Private investigator Mike Hammer and the beautiful Velda go on vacation to a small beach town on Long Island after wrapping up the Williams case from I, the Jury. Walking along the boardwalk, they witness a brutal beating at the hands of some vicious local cops—and Hammer wades in to defend the victim.
When a woman turns up naked—and dead—astride the statue of a horse in the town’s park, how she wound up this unlikely Lady Godiva is just one of the mysteries Hammer feels compelled to solve.
This is Mickey Spillane’s lost, never-before-published 1940s Mike Hammer novel, written between I, the Jury and My Gun Is Quick. Completed by Spillane’s friend and literary executor Max Allan Collins, Lady, Go Die! is finally making its way out into the world almost seventy years after its inception.
Mickey Spillane (1918–2006) was one of the most popular authors of all time, with millions of copies of his books in print worldwide. He introduced Mike Hammer to readers in 1947 with I, the Jury. He was named a Grand Master in 1995 by the Mystery Writers of America.
Max Allan Collins is the author of Road to Perdition, the acclaimed graphic novel that inspired the movie, and of the multiple-award-winning Nathan Heller series of historical hardboiled mysteries. One of most prolific and popular authors working in the field today, he was named a Grand Master by the Mystery Writers of America in 2017. He is also the literary executor of Mickey Spillane.

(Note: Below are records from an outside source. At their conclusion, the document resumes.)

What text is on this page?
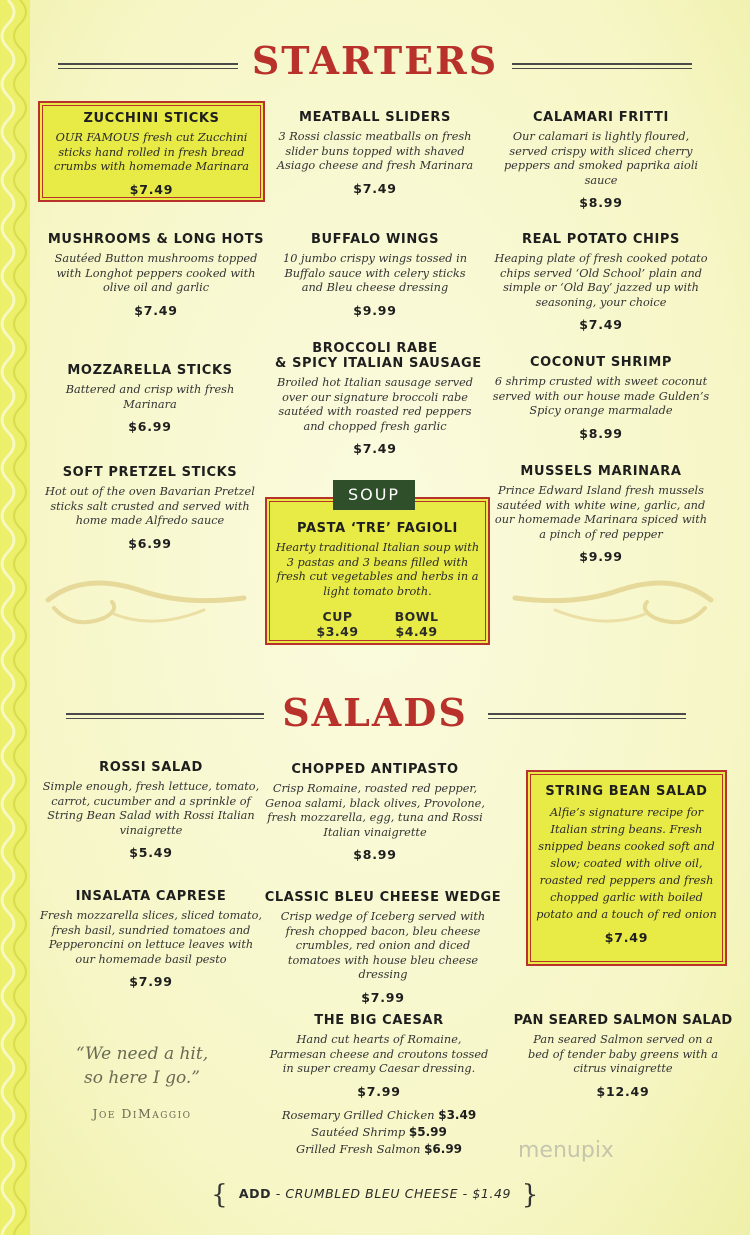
STARTERS
ZUCCHINI STICKS
OUR FAMOUS fresh cut Zucchini sticks hand rolled in fresh bread crumbs with homemade Marinara
$7.49
MEATBALL SLIDERS
3 Rossi classic meatballs on fresh slider buns topped with shaved Asiago cheese and fresh Marinara
$7.49
CALAMARI FRITTI
Our calamari is lightly floured, served crispy with sliced cherry peppers and smoked paprika aioli sauce
$8.99
MUSHROOMS & LONG HOTS
Sautéed Button mushrooms topped with Longhot peppers cooked with olive oil and garlic
$7.49
BUFFALO WINGS
10 jumbo crispy wings tossed in Buffalo sauce with celery sticks and Bleu cheese dressing
$9.99
REAL POTATO CHIPS
Heaping plate of fresh cooked potato chips served ‘Old School’ plain and simple or ‘Old Bay’ jazzed up with seasoning, your choice
$7.49
MOZZARELLA STICKS
Battered and crisp with fresh Marinara
$6.99
BROCCOLI RABE
& SPICY ITALIAN SAUSAGE
Broiled hot Italian sausage served over our signature broccoli rabe sautéed with roasted red peppers and chopped fresh garlic
$7.49
COCONUT SHRIMP
6 shrimp crusted with sweet coconut served with our house made Gulden’s Spicy orange marmalade
$8.99
SOFT PRETZEL STICKS
Hot out of the oven Bavarian Pretzel sticks salt crusted and served with home made Alfredo sauce
$6.99
MUSSELS MARINARA
Prince Edward Island fresh mussels sautéed with white wine, garlic, and our homemade Marinara spiced with a pinch of red pepper
$9.99
SOUP
PASTA ‘TRE’ FAGIOLI
Hearty traditional Italian soup with 3 pastas and 3 beans filled with fresh cut vegetables and herbs in a light tomato broth.
CUP
$3.49
BOWL
$4.49
SALADS
ROSSI SALAD
Simple enough, fresh lettuce, tomato, carrot, cucumber and a sprinkle of String Bean Salad with Rossi Italian vinaigrette
$5.49
CHOPPED ANTIPASTO
Crisp Romaine, roasted red pepper, Genoa salami, black olives, Provolone, fresh mozzarella, egg, tuna and Rossi Italian vinaigrette
$8.99
STRING BEAN SALAD
Alfie’s signature recipe for Italian string beans. Fresh snipped beans cooked soft and slow; coated with olive oil, roasted red peppers and fresh chopped garlic with boiled potato and a touch of red onion
$7.49
INSALATA CAPRESE
Fresh mozzarella slices, sliced tomato, fresh basil, sundried tomatoes and Pepperoncini on lettuce leaves with our homemade basil pesto
$7.99
CLASSIC BLEU CHEESE WEDGE
Crisp wedge of Iceberg served with fresh chopped bacon, bleu cheese crumbles, red onion and diced tomatoes with house bleu cheese dressing
$7.99
THE BIG CAESAR
Hand cut hearts of Romaine, Parmesan cheese and croutons tossed in super creamy Caesar dressing.
$7.99
Rosemary Grilled Chicken $3.49
Sautéed Shrimp $5.99
Grilled Fresh Salmon $6.99
PAN SEARED SALMON SALAD
Pan seared Salmon served on a bed of tender baby greens with a citrus vinaigrette
$12.49
“We need a hit,
so here I go.”
Joe DiMaggio
menupix
{ ADD - CRUMBLED BLEU CHEESE - $1.49 }
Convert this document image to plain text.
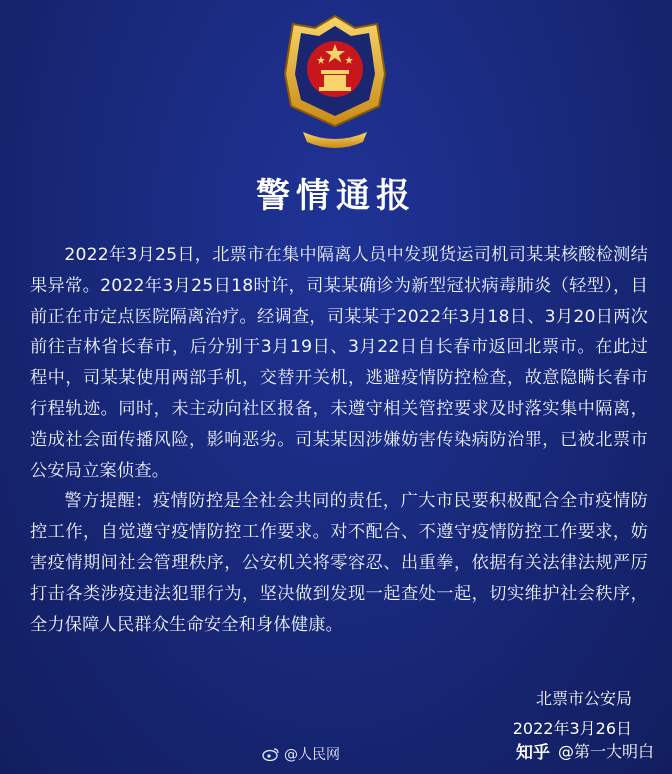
警情通报

2022年3月25日，北票市在集中隔离人员中发现货运司机司某某核酸检测结果异常。2022年3月25日18时许，司某某确诊为新型冠状病毒肺炎（轻型），目前正在市定点医院隔离治疗。经调查，司某某于2022年3月18日、3月20日两次前往吉林省长春市，后分别于3月19日、3月22日自长春市返回北票市。在此过程中，司某某使用两部手机，交替开关机，逃避疫情防控检查，故意隐瞒长春市行程轨迹。同时，未主动向社区报备，未遵守相关管控要求及时落实集中隔离，造成社会面传播风险，影响恶劣。司某某因涉嫌妨害传染病防治罪，已被北票市公安局立案侦查。

警方提醒：疫情防控是全社会共同的责任，广大市民要积极配合全市疫情防控工作，自觉遵守疫情防控工作要求。对不配合、不遵守疫情防控工作要求，妨害疫情期间社会管理秩序，公安机关将零容忍、出重拳，依据有关法律法规严厉打击各类涉疫违法犯罪行为，坚决做到发现一起查处一起，切实维护社会秩序，全力保障人民群众生命安全和身体健康。

北票市公安局
2022年3月26日
@人民网	知乎 @第一大明白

Stacy Keach is perhaps best known for his portrayal of hard-boiled detective Mike Hammer. He played Ken Titus on the sitcom Titus, Warden Henry Pope in the hit series Prison Break, and has been seen in numerous film and stage productions. He won a Golden Globe for his portrayal of Ernest Hemingway and starred as Richard Nixon in the US National Tour of Frost/Nixon. His performance in the title role of King Lear has received international acclaim.